The story broke hours after Apple unveiled its latest iPad, a device that may not be quite as popular for reading books as Amazon's Kindles.
Amazon has capped the price of popular e-books at a cheap $9.99, a level disliked by publishers and hard for conventional booksellers to compete with.
When the first iPad arrived, Apple let publishers set their own price and took 30% provided the book wasn't sold elsewhere cheaper. The publishers then went to Amazon and insisted on the same deal, known as the agency model.

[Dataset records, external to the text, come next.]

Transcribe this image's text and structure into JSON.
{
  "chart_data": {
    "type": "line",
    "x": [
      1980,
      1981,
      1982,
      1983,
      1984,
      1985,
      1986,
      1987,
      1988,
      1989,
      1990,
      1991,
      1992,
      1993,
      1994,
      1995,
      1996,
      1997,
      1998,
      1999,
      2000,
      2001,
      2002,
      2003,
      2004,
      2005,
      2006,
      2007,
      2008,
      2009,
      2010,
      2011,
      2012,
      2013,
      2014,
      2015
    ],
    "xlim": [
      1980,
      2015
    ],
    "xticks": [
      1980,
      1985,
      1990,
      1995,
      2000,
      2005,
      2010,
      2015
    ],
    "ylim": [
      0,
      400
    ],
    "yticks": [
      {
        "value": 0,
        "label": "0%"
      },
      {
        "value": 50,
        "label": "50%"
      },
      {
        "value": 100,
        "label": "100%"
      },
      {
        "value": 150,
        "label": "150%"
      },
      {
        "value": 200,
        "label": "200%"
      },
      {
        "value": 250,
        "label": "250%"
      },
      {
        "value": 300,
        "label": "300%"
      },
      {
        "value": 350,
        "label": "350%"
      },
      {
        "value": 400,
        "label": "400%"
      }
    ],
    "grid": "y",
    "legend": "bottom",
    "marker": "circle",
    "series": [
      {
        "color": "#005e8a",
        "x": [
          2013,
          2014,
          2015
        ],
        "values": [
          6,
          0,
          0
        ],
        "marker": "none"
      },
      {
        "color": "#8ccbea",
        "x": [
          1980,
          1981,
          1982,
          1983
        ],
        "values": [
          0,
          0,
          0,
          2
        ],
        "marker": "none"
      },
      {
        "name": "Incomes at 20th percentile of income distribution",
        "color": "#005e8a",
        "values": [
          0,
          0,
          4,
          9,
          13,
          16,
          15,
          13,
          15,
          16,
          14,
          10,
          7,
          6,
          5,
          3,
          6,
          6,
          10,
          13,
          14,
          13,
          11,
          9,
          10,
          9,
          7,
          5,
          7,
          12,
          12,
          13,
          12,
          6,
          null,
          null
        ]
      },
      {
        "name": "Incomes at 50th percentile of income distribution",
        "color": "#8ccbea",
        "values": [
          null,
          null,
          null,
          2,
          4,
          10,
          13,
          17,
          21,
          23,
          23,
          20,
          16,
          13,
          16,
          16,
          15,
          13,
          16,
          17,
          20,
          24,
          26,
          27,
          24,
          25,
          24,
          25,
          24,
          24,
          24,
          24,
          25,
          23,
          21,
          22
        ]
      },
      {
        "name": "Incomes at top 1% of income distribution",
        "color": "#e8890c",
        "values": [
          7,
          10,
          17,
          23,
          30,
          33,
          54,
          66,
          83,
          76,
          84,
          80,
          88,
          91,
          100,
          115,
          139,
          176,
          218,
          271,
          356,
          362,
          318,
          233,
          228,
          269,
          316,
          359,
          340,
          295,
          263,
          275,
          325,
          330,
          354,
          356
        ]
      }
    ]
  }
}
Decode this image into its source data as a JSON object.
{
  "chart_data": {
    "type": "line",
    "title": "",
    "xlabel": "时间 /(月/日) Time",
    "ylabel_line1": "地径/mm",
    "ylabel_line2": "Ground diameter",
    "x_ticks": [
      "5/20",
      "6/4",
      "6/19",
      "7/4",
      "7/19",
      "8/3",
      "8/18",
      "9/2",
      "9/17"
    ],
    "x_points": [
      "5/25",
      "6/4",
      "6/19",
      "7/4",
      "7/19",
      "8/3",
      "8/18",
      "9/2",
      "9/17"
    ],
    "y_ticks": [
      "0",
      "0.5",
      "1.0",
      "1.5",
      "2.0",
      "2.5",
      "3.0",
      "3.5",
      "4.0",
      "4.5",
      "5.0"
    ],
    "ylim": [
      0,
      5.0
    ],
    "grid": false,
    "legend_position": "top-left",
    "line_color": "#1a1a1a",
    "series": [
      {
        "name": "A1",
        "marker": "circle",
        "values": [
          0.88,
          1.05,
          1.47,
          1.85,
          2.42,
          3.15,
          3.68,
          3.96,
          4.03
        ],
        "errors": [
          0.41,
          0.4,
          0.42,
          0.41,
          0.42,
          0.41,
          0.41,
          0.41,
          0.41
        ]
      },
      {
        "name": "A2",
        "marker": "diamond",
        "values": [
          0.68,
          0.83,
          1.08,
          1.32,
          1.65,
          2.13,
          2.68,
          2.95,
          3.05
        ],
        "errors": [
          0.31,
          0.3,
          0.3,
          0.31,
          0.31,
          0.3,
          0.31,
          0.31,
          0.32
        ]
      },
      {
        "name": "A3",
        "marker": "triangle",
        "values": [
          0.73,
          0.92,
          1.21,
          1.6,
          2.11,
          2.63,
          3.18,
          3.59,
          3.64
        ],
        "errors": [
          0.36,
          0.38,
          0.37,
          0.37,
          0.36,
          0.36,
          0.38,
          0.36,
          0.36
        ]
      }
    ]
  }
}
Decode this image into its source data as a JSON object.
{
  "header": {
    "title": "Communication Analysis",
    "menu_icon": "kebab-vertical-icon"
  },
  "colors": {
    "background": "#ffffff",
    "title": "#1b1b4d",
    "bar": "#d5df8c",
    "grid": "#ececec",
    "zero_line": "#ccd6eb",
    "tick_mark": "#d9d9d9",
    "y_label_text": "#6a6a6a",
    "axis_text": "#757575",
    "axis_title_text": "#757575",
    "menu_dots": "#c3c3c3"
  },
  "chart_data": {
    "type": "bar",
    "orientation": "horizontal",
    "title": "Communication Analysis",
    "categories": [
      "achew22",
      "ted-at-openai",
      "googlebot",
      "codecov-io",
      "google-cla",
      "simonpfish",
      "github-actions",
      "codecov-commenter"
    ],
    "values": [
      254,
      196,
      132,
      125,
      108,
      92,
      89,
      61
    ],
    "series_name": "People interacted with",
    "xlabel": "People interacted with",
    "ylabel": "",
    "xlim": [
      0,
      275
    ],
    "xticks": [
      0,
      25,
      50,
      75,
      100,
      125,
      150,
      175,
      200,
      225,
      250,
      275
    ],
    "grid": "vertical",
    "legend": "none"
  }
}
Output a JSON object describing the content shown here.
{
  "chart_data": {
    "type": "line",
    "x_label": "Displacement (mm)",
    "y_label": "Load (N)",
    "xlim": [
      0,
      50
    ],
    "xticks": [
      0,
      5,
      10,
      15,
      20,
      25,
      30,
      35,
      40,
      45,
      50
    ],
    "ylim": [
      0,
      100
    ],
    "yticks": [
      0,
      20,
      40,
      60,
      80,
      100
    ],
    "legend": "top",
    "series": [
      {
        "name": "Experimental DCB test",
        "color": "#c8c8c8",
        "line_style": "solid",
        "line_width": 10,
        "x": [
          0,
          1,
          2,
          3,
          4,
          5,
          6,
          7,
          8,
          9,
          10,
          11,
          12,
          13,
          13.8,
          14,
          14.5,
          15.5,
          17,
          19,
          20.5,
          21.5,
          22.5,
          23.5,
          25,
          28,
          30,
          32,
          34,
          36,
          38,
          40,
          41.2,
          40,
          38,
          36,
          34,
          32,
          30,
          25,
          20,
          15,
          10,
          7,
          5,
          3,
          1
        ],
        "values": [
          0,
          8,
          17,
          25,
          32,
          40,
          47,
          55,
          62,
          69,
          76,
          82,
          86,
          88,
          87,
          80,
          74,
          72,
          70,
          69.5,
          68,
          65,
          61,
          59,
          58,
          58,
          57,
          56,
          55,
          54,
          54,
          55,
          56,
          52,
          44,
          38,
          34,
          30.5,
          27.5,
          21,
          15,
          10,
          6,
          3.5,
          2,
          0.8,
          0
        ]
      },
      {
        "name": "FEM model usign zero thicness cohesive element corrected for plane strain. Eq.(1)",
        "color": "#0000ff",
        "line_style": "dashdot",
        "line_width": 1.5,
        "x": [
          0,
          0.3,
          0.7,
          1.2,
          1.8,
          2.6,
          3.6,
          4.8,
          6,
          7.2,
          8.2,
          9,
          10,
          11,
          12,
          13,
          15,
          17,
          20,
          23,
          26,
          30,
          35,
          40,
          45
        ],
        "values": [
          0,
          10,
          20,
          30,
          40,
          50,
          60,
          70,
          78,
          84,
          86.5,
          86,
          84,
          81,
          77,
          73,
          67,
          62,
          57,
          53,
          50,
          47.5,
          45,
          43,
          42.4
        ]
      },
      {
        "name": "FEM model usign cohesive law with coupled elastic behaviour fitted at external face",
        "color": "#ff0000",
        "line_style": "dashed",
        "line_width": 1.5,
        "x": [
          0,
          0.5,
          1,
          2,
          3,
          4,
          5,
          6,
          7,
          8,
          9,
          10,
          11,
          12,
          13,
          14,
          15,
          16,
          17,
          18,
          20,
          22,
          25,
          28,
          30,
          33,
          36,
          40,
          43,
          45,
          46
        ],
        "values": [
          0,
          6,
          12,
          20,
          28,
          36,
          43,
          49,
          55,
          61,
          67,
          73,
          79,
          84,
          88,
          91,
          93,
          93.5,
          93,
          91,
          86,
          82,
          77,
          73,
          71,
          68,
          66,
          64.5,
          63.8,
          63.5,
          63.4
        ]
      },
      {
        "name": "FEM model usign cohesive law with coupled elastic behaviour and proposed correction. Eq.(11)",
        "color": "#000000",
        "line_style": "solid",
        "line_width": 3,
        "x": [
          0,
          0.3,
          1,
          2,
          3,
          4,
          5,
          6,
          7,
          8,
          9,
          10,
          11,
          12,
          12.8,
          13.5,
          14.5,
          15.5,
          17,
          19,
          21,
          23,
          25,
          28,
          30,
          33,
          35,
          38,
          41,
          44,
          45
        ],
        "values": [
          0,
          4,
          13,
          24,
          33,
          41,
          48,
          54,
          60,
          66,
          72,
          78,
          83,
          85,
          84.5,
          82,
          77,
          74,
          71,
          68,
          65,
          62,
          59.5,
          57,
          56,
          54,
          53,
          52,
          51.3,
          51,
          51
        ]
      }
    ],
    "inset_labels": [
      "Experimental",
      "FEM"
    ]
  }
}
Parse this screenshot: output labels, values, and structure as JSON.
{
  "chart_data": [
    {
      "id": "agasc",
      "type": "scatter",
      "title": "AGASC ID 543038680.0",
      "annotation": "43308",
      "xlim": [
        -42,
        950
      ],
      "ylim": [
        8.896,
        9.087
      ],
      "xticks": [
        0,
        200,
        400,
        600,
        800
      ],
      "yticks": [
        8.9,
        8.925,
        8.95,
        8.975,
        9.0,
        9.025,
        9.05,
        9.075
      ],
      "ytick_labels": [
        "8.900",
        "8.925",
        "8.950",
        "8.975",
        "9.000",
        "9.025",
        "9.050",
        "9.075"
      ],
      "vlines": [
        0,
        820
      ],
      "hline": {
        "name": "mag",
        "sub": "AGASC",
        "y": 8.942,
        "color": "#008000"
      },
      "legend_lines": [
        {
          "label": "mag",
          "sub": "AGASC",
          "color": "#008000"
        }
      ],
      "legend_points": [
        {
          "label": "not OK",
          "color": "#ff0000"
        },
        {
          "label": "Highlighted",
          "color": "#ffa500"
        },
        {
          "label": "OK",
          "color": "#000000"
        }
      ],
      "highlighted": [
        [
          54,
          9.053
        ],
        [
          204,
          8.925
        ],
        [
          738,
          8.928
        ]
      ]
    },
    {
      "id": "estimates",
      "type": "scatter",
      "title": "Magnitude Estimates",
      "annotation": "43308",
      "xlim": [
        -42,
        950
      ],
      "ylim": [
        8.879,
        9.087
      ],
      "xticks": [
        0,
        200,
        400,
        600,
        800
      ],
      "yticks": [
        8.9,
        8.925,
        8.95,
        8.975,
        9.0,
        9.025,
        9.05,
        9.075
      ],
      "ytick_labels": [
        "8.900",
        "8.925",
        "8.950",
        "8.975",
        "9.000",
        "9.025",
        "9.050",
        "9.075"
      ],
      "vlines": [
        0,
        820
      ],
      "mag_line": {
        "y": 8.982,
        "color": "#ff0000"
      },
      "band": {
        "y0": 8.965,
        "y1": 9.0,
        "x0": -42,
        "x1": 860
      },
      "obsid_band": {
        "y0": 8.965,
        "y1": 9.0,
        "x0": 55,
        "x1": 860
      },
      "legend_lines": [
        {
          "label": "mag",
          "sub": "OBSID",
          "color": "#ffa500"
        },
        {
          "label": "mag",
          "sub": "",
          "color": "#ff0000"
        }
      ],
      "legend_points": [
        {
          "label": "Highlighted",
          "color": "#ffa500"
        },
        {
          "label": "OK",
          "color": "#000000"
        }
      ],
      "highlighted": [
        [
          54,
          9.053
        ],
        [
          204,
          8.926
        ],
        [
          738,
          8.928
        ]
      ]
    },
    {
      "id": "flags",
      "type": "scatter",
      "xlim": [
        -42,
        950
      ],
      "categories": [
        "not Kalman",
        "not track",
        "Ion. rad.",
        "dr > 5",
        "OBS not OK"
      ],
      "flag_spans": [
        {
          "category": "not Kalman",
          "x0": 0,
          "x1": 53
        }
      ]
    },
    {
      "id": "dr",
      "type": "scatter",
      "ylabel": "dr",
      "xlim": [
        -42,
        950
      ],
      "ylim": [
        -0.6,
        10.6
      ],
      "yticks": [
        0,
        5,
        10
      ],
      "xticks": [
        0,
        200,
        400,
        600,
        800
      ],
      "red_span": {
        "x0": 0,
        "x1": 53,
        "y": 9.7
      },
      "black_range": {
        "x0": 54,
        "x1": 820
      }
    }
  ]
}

The Journal says the DOJ "believes that Apple and the publishers acted in concert to raise prices across the industry" and is ready to sue them for antitrust violations.
The paper says some but not all of the parties have had settlement talks and that they've been at it for some time.
The publishers were identified as Simon & Schuster, Hachette, Penguin, Macmillan and HarperCollins, which is owned by News Corp, which also owns the Journal.
They have reportedly denied acting in concert and claim agency pricing is pro-competitive, allowing more electronic booksellers to survive. The alternative would result in Amazon gaining more market share. Before agency pricing Amazon would often sell best-selling e-books for less than it paid for them.
E-books sales reportedly doubled last year in the US to $970 million.
The DOJ has previously threatened to sue Apple for colluding with other Silicon Valley firms like Google and agreeing not to poach each other's staff. The government claimed it held down wages.